Someone must stand up to Big Oil
Today, I will stand in front of the Nebraska Supreme Court to block the path of the Keystone XL pipeline. In doing so, I will stand shoulder-to-shoulder with a powerful new coalition of activists and landowners that I believe has the potential to fundamentally realign American politics.
Someone has to stand up to Big Oil and its kind. I am. So are three Nebraskans who gave their names as plaintiffs to our efforts. It isn’t just the pipeline that moves us; it’s also the tactics of corporate bullies. You see, there are at least two different categories of arguments against the Keystone XL pipeline.
The first argument is perhaps the most familiar to DailyKos readers. The pipeline is an environmental disaster in the making. The pipeline will transport some of the dirtiest materials that big oil has managed to pull out of the ground – Alberta “tarsands” oil – from remote Canadian refineries to processors on the Texas coast.
At a moment at which we all should be doing everything we can to limit carbon production and slow climate change, making it easier to extract oil that releases nearly 20% more emissions than petroleum from other sources is crazy. And the idea of sending that dirty foreign oil in leaky pipelines across one of our nation’s largest remaining fresh water reserves – the Nebraska aquifer – is foolish. It’s time to cut our dependence on petro-chemicals and pivot to renewable energy.
Pushy Big Oil
But the second argument against Keystone XL is also important. The pipeline – like many of the projects that Big Oil is attempting to undertake across the US – is an effort by a tight-knit collection of large, monopolistic, multinational corporations to trample the rights of American citizens and enrich themselves.
Let me tell you a little about the case the Nebraska Supreme Court will hear today. For me it all started five years ago with a phone call from a rancher in north central Nebraska. He told me a foreign oil company man had just been at his place saying that unless he signed an easement for a new pipeline, he’d be taken to court.
Soon I learned of other similar visits and of certified letters making similar threats. It took some digging to figure out who TransCanada was and what they had in mind. The company is not given to full disclosure!
Nebraska had no law for crude oil pipeline routes to be evaluated or approved. The Nebraska State Legislature held a special session on the problem. I wrote a comprehensive “Green Paper” to help its efforts to establish a fair review process. The Legislature’s special session decided to respect the State Constitution, and let the courts settle eminent domain disputes and our Public Service Commission consider permits and routes. Big Oil didn’t like this; it meant citizen involvement and kept out cronyism.
In a few months the Legislature met in general session and peculiar things happened. A benign bill went through hearings. But once it got to the Legislature’s floor, it was gutted, amended and passed without hearings and with nearly no debate. The new law bypassed the PSC and let the Governor — a career Pol — do the work of Big Oil.
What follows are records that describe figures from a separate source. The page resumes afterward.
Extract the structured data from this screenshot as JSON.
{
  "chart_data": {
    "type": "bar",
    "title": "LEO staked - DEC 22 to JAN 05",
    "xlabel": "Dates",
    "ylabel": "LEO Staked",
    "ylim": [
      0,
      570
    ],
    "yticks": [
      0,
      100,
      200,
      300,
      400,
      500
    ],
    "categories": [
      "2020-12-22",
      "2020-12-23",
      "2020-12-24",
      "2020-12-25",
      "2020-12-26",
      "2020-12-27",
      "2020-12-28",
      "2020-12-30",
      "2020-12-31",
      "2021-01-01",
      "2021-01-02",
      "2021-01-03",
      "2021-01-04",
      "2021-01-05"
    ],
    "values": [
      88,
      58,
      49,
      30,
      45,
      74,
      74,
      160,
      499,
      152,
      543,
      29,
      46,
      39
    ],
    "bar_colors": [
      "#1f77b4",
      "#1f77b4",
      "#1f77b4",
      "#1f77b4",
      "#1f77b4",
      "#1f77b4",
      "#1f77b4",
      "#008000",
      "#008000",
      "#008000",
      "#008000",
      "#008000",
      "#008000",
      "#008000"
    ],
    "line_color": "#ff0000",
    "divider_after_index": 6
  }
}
My clients and I sued to declare the replacement law invalid. Our argument is basic. This law – LB 1161 – is plainly unconstitutional. It tramples Nebraskans’ right to fair and impartial PSC and judicial review in favor of a corrupt political process. LB 1161 allows oil companies to take land and build pipelines wherever they please, as long as a political crony backs their plan.
Now, this sort of corporate power grab is everywhere: big banks with puny settlements and no prosecutions; big food processor and communications companies making big mergers; big oil. As a result, our the nation is in debt, our jobs are moving abroad, campaigns for federal office are greased with dark money, wages are too low, the rich skirt their taxes, and wealth is more concentrated than at any time since the late 1920s.
What is happening with KXL is the same thing that led to the housing bust; “too big to fail” and Wall Street bail-outs; and corporate tax inversions. Now that the Supreme Court has decided that corporations have the same right as people, big business is taking over. The results aren’t pretty.
That’s the bad news. But there’s good news, too. Ours is still a nation of laws – as long as we are brave enough to demand their enforcement! And some of “we the people” do exercise our rights in court and at the ballot box. It is ever more important for all of us to do so.
The forces of kleptocracy are rich and powerful; but when we act as citizens with a common cause, we beat them. That’s what’s happening in Nebraska, where two groups with historically different interests – environmentalists and farmers – banded together against Big Oil.
This fight in Nebraska is a crucial step toward reclaiming our country for its citizens. For my part, after I finish in the State Supreme Court today, I will return to my effort to win Nebraska’s open seat in the United States Senate. The battle ahead of us is long, but we can win. Will you join us?